In the opening stage, the city is afflicted by earthquakes and lawlessness. An arresting panorama of burning tower blocks shimmers in the background as you dodge falling masonry, opening chasms, exploding manhole covers, bullets, and evil minions guarding hostages. The level boss is a fire breathing samurai (similar to Shinobi's first nemesis). The second level takes in a bridge (not Brooklyn Bridge, sadly) and an abandoned warehousing area, where you meet a wall dwelling demon. The third takes the action to a fight with enemy ninjas as you take an elevator up the side of the Statue of Liberty. And on it goes until you've cleared New York of evil doers and you get a nice twee ending cinematic of a becalmed, sunny-looking Manhattan skyline with the promise 'to be continued ...'.
At only five levels, the game is short but it can get very hard going. The energy bar of Revenge is abandoned for the one hit deaths of Shinobi, and some areas of some levels are set up to be really tricky traps - especially when you're having to fend off leaping ninjas who take three hits to kill. Another way of padding out an otherwise short game by ramping up the difficulty? Perhaps.

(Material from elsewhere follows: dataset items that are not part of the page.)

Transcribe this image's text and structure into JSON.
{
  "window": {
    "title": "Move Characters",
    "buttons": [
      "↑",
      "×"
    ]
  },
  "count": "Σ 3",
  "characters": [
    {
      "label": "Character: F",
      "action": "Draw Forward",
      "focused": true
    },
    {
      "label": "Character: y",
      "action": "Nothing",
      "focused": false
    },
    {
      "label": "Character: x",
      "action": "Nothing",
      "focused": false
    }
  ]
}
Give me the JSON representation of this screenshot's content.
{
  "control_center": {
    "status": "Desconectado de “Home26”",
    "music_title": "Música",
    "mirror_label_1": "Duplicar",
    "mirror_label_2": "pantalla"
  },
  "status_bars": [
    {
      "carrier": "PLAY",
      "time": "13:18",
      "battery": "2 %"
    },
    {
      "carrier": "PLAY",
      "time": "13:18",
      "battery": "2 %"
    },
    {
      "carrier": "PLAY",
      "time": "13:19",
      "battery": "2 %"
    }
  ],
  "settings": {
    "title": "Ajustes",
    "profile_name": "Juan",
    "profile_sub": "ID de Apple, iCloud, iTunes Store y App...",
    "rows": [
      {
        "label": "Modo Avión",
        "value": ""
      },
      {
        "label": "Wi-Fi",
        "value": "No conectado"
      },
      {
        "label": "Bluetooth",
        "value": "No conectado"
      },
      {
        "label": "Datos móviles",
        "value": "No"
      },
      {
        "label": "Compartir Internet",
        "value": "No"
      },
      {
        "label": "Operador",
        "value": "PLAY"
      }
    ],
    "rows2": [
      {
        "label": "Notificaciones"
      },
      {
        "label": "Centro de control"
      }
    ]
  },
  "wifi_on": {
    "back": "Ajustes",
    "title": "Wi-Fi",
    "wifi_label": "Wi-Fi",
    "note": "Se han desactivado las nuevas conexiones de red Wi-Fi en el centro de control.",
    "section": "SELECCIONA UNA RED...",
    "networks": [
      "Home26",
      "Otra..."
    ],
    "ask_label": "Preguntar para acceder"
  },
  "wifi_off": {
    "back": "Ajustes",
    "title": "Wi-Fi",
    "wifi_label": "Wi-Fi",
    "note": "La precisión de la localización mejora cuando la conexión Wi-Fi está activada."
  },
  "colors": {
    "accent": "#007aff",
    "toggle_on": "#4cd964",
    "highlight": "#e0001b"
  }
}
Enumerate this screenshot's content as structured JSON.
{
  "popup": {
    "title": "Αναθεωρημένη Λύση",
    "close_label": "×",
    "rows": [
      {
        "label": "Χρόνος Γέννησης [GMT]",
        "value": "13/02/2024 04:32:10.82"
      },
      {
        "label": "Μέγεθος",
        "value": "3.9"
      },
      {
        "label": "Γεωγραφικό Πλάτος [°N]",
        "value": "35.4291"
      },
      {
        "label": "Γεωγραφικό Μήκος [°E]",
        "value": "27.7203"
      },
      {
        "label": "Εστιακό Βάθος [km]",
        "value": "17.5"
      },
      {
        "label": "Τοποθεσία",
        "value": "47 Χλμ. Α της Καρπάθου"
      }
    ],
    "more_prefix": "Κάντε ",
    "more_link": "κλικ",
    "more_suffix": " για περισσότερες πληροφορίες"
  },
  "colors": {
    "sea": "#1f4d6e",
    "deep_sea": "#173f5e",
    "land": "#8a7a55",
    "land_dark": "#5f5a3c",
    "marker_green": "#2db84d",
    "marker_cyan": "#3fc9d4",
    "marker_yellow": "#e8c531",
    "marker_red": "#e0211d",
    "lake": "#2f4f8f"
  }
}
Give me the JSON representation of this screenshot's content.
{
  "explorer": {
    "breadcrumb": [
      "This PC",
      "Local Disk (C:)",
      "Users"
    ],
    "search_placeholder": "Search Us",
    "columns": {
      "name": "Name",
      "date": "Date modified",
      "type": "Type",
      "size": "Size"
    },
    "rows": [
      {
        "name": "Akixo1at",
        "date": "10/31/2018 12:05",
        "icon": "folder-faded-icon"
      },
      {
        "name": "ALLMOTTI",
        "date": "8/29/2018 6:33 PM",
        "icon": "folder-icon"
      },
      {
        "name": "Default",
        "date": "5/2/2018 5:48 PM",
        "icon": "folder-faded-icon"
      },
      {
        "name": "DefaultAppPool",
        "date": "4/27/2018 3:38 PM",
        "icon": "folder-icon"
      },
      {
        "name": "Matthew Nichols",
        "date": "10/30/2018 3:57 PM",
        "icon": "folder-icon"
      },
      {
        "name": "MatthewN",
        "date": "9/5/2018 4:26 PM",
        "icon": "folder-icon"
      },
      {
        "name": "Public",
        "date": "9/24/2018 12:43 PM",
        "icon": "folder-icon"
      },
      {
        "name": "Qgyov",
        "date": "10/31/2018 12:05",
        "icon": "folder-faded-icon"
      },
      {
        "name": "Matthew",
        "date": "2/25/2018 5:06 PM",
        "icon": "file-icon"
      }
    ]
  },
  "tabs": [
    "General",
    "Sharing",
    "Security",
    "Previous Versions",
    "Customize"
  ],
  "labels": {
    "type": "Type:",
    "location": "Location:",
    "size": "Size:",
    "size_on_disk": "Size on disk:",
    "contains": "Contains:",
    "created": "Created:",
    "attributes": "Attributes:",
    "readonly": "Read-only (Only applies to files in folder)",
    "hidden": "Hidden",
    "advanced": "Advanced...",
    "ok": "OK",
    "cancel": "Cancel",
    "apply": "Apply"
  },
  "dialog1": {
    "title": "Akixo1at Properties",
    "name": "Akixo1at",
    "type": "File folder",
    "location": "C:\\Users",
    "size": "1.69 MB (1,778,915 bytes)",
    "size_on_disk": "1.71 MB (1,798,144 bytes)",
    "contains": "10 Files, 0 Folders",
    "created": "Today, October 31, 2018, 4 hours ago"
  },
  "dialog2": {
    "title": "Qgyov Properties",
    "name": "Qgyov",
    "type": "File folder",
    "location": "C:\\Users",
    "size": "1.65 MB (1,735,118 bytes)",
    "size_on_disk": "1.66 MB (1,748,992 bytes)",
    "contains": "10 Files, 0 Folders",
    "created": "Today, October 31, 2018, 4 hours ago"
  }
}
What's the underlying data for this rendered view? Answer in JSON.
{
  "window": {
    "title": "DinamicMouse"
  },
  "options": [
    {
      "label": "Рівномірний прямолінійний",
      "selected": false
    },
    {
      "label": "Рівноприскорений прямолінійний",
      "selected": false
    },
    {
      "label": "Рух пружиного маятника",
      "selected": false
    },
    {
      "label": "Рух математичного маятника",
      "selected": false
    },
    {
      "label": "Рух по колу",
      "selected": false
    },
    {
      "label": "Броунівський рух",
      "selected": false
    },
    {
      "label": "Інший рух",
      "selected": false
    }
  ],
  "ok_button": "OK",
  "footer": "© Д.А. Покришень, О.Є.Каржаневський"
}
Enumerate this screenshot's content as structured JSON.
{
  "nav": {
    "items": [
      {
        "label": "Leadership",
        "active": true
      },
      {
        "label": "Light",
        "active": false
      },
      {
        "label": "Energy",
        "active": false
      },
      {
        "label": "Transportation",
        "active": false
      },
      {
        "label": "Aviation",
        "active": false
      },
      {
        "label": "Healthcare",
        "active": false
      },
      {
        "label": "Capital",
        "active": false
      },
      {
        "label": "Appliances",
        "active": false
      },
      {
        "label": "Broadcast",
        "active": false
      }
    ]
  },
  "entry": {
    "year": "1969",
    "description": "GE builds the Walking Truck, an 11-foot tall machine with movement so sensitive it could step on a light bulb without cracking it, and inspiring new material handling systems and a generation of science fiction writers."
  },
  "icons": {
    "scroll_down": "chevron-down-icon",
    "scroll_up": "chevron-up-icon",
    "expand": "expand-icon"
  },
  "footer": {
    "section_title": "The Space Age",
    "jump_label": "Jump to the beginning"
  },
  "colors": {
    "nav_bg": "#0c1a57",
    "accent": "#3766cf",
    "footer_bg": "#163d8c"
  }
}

Ultimately, Shadow Dancer - now hailed as something of a must-have for the MegaDrive library, hence its relatively steep price - was back then treated indifferently by most British gaming mags. At £34.99 in 1991, it must have come as a bit of disappointment for anyone expecting Revenge-style goodliness, albeit with a mutt. And this is the most baffling aspect of this game. The tradition of releasing pretty different games with arcade titles was an established practice as far as NES games were concerned. For instance, our friend Double Dragon went from being a straight two-player beat 'em up conversion into a single player platformer with punching and kicking on Nintendo's machine. Here, Sega produced an exclusive iteration of Shadow Dancer (that looked much better than other 16-bit home versions) but didn't add anything to the original game. It may have looked more swish. It might have had better music (which was influenced by Revenge's storming soundtrack, but is but a pale imitation), but what's on offer is a depthless experience. The only mystery the game contains is why Sega didn't produce a straight arcade version, or better yet had offered an arcade and original mode as they later did with Mercs.
Never again was a dog featured in a Shinobi game. From the perspective of the mid-2010s, Shadow Dancer: The Secret of Shinobi is part of the early background noise of the crime-fighting, ninja-ry cultural wave that has only partly dissipated. Ninjas are as fashionable as fluorescent socks, while falling crime rates across the West has seen criminal player characters take central stage in modern gaming. Worth a visit, but not one to go out of your way for.